We're putting Americans to work doing the work that America needs done in critical areas that have been neglected for too long ... work that will begin real and lasting change for generations to come, the President said.


Earlier, broad-based stock selloff knocked the market within shouting distance of its bear-market low set back on Nov.20 with the DOW declining to just 60 points above the close that day. Financial shares led the way, with Citigroup, Bank of America, American Express and J.P. Morgan Chase each off by more than 8%.


The banks are likely to remain under pressure because investors are worried about the possibility of nationalization for certain firms. Treasury secretary Tim Geithner last week outlined the government's plan to stress-test twenty of the nation's largest banks, but gave few details regarding exactly what the pass/fail criteria would be and what might happen in the event a bank was not able to surpass the new requirments.


The banks will be tested under worst-case scenarios with regards to their off-balance sheet assets, which typically are the toxic and illiquid ones tied to failed mortgages and other soured loans.


The S&P rose to its high of the session at about 3:30 EST, but declined about 10 points thereafter to finish just off session lows to extend last week's 4.78% decline. At Monday's close of floor trading on the NYSE, the DOW was on 7552.60 after falling 297.81 points (-3.79%) while the S&P finished on 789.17 with a loss of 37.67 points (-4.56%). The technology-heavy NASDAQ didn't fare much better, closing on 1470.66 after declining by 63.70 points (-4.15%).

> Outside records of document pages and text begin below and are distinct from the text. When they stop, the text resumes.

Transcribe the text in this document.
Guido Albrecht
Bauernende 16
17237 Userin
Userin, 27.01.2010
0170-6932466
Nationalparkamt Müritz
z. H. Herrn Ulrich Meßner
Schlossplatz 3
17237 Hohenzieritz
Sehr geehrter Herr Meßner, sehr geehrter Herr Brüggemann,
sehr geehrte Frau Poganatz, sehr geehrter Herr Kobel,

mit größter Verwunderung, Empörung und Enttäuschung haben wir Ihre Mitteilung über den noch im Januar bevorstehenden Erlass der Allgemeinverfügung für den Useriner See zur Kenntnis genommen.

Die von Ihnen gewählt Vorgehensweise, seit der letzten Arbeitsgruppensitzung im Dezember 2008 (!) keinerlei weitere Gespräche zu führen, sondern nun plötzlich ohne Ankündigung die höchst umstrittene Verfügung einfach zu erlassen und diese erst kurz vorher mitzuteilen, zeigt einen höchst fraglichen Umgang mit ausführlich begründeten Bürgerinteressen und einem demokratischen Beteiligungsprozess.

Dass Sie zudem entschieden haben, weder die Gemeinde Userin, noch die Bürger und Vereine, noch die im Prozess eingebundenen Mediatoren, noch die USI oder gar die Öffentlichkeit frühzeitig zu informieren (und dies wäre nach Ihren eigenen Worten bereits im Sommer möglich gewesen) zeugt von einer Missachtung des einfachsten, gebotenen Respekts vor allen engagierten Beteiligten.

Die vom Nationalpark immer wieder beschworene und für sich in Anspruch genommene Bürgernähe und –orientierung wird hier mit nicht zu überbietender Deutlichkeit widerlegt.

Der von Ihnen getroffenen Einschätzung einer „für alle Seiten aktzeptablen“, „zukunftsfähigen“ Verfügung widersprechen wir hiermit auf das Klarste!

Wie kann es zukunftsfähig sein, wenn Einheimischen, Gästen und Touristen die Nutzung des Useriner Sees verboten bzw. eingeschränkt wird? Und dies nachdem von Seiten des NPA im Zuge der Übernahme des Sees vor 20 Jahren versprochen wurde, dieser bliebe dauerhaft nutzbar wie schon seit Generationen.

The dollar traded mostly in risk-aversion mode as stocks trended lower. The greenback ended the day gaining 1.50% on the euro, 0.32% against the pound and 2.11% against Australia's currency. The yen, which normally gains when stocks decline, ended up falling 0.69% against the greenback.


Bonds advanced as stocks were sold, pushing the yield on the 10-year note to its lowest level in three weeks. The benchmark Treasury's yield fell 25 basis points to 2.646% while yield on the two-year note lost 10.1 basis points to 0.858%.


Crude for March delivery was recently trading down $2.53 $4.19 (-6.74%) to $34.98 per barrel.


Gold for April delivery was recently trading higher by $27.90 (2.96%) to 969.40 per ounce.